THETA is a 450-liter pool-type sodium vessel installed inside ANL’s Mechanisms Engineering Test Loop (METL) facility. THETA consists of a primary system, submerged in a liquid sodium pool, and a secondary system, located outside of the pool, that contains all the major components of a sodium-cooled fast reactor. It is equipped with fibre-optic temperature sensors that provide thousands of temperature measurement points across a specific flow field. The instrumentation allows tests to be performed in real-time with immediate feedback.
THETA “provides validation data for sodium nuclear reactor system codes as well as a test bed for liquid sodium components and sensors”, said Matthew Weathered, Principal METL Experimental Operations Engineer.

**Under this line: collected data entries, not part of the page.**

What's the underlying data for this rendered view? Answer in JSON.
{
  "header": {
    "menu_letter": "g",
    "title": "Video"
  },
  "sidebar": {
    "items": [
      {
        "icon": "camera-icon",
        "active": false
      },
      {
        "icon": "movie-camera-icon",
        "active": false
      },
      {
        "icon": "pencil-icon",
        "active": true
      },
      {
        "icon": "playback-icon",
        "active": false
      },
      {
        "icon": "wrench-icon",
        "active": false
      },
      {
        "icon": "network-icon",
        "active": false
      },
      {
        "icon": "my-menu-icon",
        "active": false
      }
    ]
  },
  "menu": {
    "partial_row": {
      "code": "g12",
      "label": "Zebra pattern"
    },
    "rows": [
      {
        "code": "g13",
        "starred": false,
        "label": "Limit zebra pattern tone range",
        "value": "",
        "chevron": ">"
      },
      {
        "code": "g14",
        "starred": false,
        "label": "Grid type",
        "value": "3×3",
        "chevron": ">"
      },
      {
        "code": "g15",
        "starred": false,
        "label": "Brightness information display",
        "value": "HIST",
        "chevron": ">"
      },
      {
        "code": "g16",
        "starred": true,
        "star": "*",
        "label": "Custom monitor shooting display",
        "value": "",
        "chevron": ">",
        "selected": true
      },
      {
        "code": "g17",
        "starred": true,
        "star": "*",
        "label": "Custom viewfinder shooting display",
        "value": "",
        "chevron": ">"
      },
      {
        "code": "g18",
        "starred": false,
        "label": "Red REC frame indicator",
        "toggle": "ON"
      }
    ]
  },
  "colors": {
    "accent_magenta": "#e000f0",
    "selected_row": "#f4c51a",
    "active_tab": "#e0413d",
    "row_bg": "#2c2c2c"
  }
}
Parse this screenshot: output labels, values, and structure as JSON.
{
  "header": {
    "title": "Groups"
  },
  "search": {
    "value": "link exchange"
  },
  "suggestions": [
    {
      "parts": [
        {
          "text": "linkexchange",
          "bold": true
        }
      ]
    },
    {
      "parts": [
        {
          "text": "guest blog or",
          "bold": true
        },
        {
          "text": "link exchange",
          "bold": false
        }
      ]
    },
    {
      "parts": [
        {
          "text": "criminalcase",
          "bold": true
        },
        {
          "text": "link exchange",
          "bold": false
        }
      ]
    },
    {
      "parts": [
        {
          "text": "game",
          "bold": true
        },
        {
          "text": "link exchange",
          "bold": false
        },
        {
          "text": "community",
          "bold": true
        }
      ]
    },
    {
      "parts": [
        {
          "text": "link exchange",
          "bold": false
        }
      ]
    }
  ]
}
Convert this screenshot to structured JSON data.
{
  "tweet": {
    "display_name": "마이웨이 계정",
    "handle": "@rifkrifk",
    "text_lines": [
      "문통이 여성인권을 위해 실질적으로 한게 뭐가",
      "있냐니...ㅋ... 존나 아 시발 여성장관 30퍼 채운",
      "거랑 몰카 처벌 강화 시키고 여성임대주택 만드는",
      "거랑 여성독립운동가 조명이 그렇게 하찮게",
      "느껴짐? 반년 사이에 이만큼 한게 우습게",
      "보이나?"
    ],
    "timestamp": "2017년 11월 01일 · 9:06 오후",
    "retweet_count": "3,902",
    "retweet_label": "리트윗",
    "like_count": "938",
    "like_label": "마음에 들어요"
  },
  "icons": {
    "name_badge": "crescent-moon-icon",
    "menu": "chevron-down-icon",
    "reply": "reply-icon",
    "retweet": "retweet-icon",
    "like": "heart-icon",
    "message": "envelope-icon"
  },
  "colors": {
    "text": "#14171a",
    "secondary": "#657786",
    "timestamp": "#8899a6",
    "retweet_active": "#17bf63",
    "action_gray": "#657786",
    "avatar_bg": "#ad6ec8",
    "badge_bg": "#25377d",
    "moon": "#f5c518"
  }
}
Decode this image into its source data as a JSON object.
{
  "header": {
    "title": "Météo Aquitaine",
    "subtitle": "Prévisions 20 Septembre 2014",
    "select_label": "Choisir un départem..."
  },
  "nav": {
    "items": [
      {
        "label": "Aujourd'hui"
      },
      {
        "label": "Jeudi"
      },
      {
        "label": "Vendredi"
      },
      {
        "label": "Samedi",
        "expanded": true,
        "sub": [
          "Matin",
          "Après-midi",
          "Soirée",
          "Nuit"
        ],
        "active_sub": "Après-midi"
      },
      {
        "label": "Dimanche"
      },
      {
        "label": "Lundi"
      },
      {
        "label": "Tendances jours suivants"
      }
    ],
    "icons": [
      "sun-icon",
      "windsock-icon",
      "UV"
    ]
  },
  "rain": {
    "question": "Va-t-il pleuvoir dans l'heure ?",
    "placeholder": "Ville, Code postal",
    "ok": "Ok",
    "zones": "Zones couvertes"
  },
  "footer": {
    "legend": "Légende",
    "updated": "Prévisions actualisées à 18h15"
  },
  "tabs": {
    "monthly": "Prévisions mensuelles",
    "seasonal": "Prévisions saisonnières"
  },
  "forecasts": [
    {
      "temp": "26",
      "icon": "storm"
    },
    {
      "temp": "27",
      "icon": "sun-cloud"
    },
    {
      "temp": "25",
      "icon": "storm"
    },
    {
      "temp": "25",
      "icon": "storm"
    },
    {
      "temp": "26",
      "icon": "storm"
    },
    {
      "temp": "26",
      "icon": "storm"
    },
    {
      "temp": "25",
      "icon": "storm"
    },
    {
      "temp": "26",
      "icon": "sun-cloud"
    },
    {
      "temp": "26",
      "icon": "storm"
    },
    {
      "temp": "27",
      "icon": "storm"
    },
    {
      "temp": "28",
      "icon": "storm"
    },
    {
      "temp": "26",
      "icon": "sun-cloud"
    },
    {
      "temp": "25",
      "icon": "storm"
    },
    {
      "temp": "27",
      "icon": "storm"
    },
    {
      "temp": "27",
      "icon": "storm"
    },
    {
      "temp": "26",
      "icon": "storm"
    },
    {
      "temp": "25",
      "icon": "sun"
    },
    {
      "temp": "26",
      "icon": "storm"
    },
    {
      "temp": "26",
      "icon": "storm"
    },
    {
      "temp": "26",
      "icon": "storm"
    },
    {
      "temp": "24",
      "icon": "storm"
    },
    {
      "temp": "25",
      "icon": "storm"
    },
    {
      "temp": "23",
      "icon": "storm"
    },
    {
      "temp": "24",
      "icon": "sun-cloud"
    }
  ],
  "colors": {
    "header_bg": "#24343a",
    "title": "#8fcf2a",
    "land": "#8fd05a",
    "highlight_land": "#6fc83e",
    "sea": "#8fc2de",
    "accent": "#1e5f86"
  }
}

Oklo is the first developer to utilise THETA thanks to a voucher through the US Department of Energy’s Gateway for Accelerated Innovation in Nuclear (GAIN) initiative. The GAIN Voucher aims to address the gap in high-quality experimental data related to fluid flow behaviour and validation activities for liquid-metal reactors.
"THETA represents a unique opportunity where experimental and computational researchers can collaborate closely on requirements and design of experiments with a strong focus on the industry needs for advanced reactor licensing,” said Lander Ibarra, Principal Nuclear Engineer at ANL.
The test performed by the Argonne and Oklo team will simulate various conditions, including unprotected loss of flow in a liquid-metal fast reactor. The data will provide validation for systems-level and high-fidelity analysis tools related to flow rate and natural circulation. “Oklo, through the GAIN voucher, can submit direct feedback on the validation data and mitigate the risk reactor developers encounter when working with legacy measurements," Ibarra said.
This is expected to enhance the experimental and validation database for liquid-metal fast reactors as well as set a standard validation process for system-level codes. The reduced uncertainties associated with fluid flow behaviour will improve economic competitiveness of US advanced reactor designs and support licensing activities. Testing is expected to be complete by the end of 2022.